Le père d’Alexandre, surnommé le Zubial, a deux frères surnommés Merlin et l’Ange Gabriel ; on aura compris que le surnom est ici la règle. Tous ces aimables bobos ont un point commun : surtout, ne pas travailler. J’ai appris, en lisant l’un de ses livres (« Paul Morand, un évadé permanent », Grasset, 2006), que Gabriel était le neveu de l’écrivain et dandy Paul Morand.

Une famille compliquée donc, au style de vie débridé, et qui est encore étendue par la fréquentation de nombreux amis (Yves Salgues, Maurice Couve de Murville…) au sujet desquels les anecdotes semblent complètement fantaisistes, voire choquantes.

De Alexandre Jardin je n’avais lu que « L’île des gauchers » et bien sûr, comme tout le monde, j'avais vu l’adaptation cinématographique de « Fanfan », surtout remarquable par ses deux têtes d’affiche, Vincent Perez et Sophie Marceau (veut-on qu’une fois de plus j’illustre mon propos par une photo de la belle ?).

Sophie Marceau à St Bart.jpg

J’ai du mal à caractériser son style littéraire ; indiscutablement, ses livres sont bien écrits mais comme « trop longs » à chaque fois ; le superficiel apparaît très vite et devient lassant bien avant la fin.
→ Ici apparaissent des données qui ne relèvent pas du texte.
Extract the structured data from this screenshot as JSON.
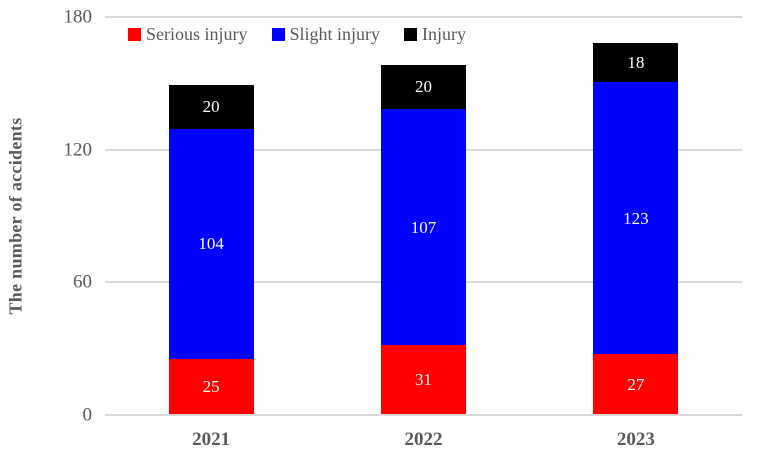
{
  "chart_data": {
    "type": "bar",
    "stacked": true,
    "categories": [
      "2021",
      "2022",
      "2023"
    ],
    "series": [
      {
        "name": "Serious injury",
        "color": "#ff0000",
        "values": [
          25,
          31,
          27
        ]
      },
      {
        "name": "Slight injury",
        "color": "#0000ff",
        "values": [
          104,
          107,
          123
        ]
      },
      {
        "name": "Injury",
        "color": "#000000",
        "values": [
          20,
          20,
          18
        ]
      }
    ],
    "totals": [
      149,
      158,
      168
    ],
    "xlabel": "",
    "ylabel": "The number of accidents",
    "ylim": [
      0,
      180
    ],
    "yticks": [
      0,
      60,
      120,
      180
    ],
    "grid": true,
    "legend_position": "top-left"
  },
  "style": {
    "axis_text_color": "#595959",
    "gridline_color": "#d9d9d9",
    "bar_label_color": "#ffffff",
    "background_color": "#ffffff"
  }
}
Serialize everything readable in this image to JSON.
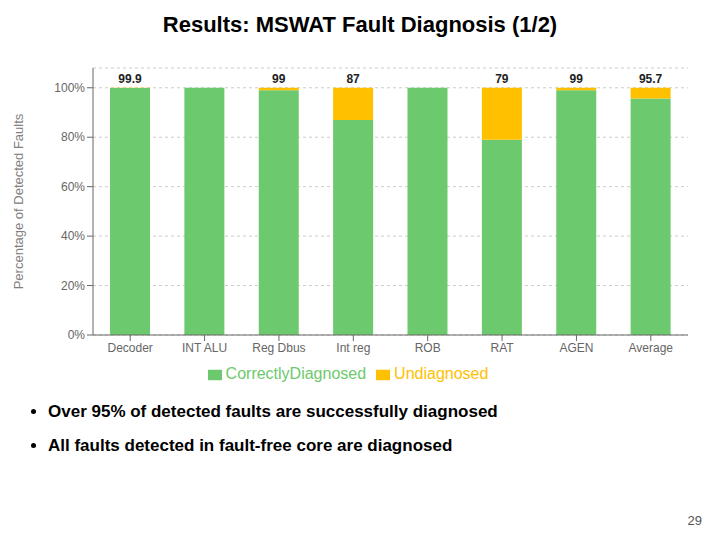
{
  "chart_data": {
    "type": "bar",
    "title": "Results: MSWAT Fault Diagnosis (1/2)",
    "categories": [
      "Decoder",
      "INT ALU",
      "Reg Dbus",
      "Int reg",
      "ROB",
      "RAT",
      "AGEN",
      "Average"
    ],
    "series": [
      {
        "name": "CorrectlyDiagnosed",
        "color": "#6DC96D",
        "values": [
          99.9,
          100,
          99,
          87,
          100,
          79,
          99,
          95.7
        ],
        "data_labels": true
      },
      {
        "name": "Undiagnosed",
        "color": "#FFC000",
        "values": [
          0.1,
          0,
          1,
          13,
          0,
          21,
          1,
          4.3
        ]
      }
    ],
    "stacked": true,
    "ylabel": "Percentage of Detected Faults",
    "ylim": [
      0,
      108
    ],
    "yticks": [
      {
        "value": 0,
        "label": "0%"
      },
      {
        "value": 20,
        "label": "20%"
      },
      {
        "value": 40,
        "label": "40%"
      },
      {
        "value": 60,
        "label": "60%"
      },
      {
        "value": 80,
        "label": "80%"
      },
      {
        "value": 100,
        "label": "100%"
      }
    ],
    "grid": true,
    "legend": "bottom",
    "annotations": [
      "Over 95% of detected faults are successfully diagnosed",
      "All faults detected in fault-free core are diagnosed",
      "29"
    ]
  }
}
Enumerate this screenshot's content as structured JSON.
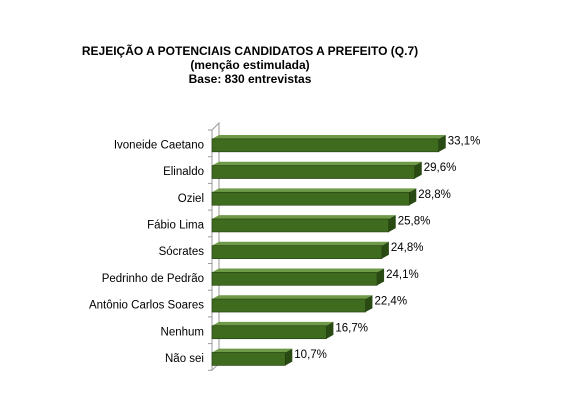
{
  "chart_data": {
    "type": "bar",
    "orientation": "horizontal",
    "title": "REJEIÇÃO A POTENCIAIS CANDIDATOS A PREFEITO  (Q.7)",
    "subtitle": "(menção estimulada)",
    "base_note": "Base: 830 entrevistas",
    "categories": [
      "Ivoneide Caetano",
      "Elinaldo",
      "Oziel",
      "Fábio Lima",
      "Sócrates",
      "Pedrinho de Pedrão",
      "Antônio Carlos Soares",
      "Nenhum",
      "Não sei"
    ],
    "values": [
      33.1,
      29.6,
      28.8,
      25.8,
      24.8,
      24.1,
      22.4,
      16.7,
      10.7
    ],
    "value_labels": [
      "33,1%",
      "29,6%",
      "28,8%",
      "25,8%",
      "24,8%",
      "24,1%",
      "22,4%",
      "16,7%",
      "10,7%"
    ],
    "xlim": [
      0,
      35
    ],
    "grid": false,
    "legend": "none",
    "bar_color": "#3f6b1f",
    "bar_color_dark": "#2a4a14"
  }
}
Dans le « Roman des Jardin », c’est la répétition fastidieuse du même argument qui énerve le lecteur : Alexandre est content et fier d’être un Jardin mais la lignée le révulse et il a tout fait pour ne pas être comme eux, tout en cherchant par éclipses à laisser de côté sa première manière de romancier fleur bleue pour s’essayer à la fantaisie et au social (il évoque ses frasques conjugales et on se souvient par ailleurs de son agitation médiatique lors de la campagne présidentielle de 2017). Bref, une tempête sous un crâne de nanti, qui donne opportunément l’occasion de publier un nouvel opus. Tout cela sent trop l’écume des jours et l’apprêté pour être passionnant.

Son introduction, qui dure quelque 37 pages, suggère beaucoup mais ne dit pas grand chose ; l'écrivain en revanche a une certaine virtuosité pour la métaphore et les belles formules : « Nous étions une île, une sorte d’Angleterre désoccupée des affaires du globe et disponible pour l’originalité » (page 26) ; « Mort assez tôt pour avoir fréquenté d’immenses libertés, il avait eu l’honneur de rester vivant jusqu’à son décès » (page 229).

Au total, un roman qui se lit en deux jours et ne me semble pas devoir être recommandé ni gardé.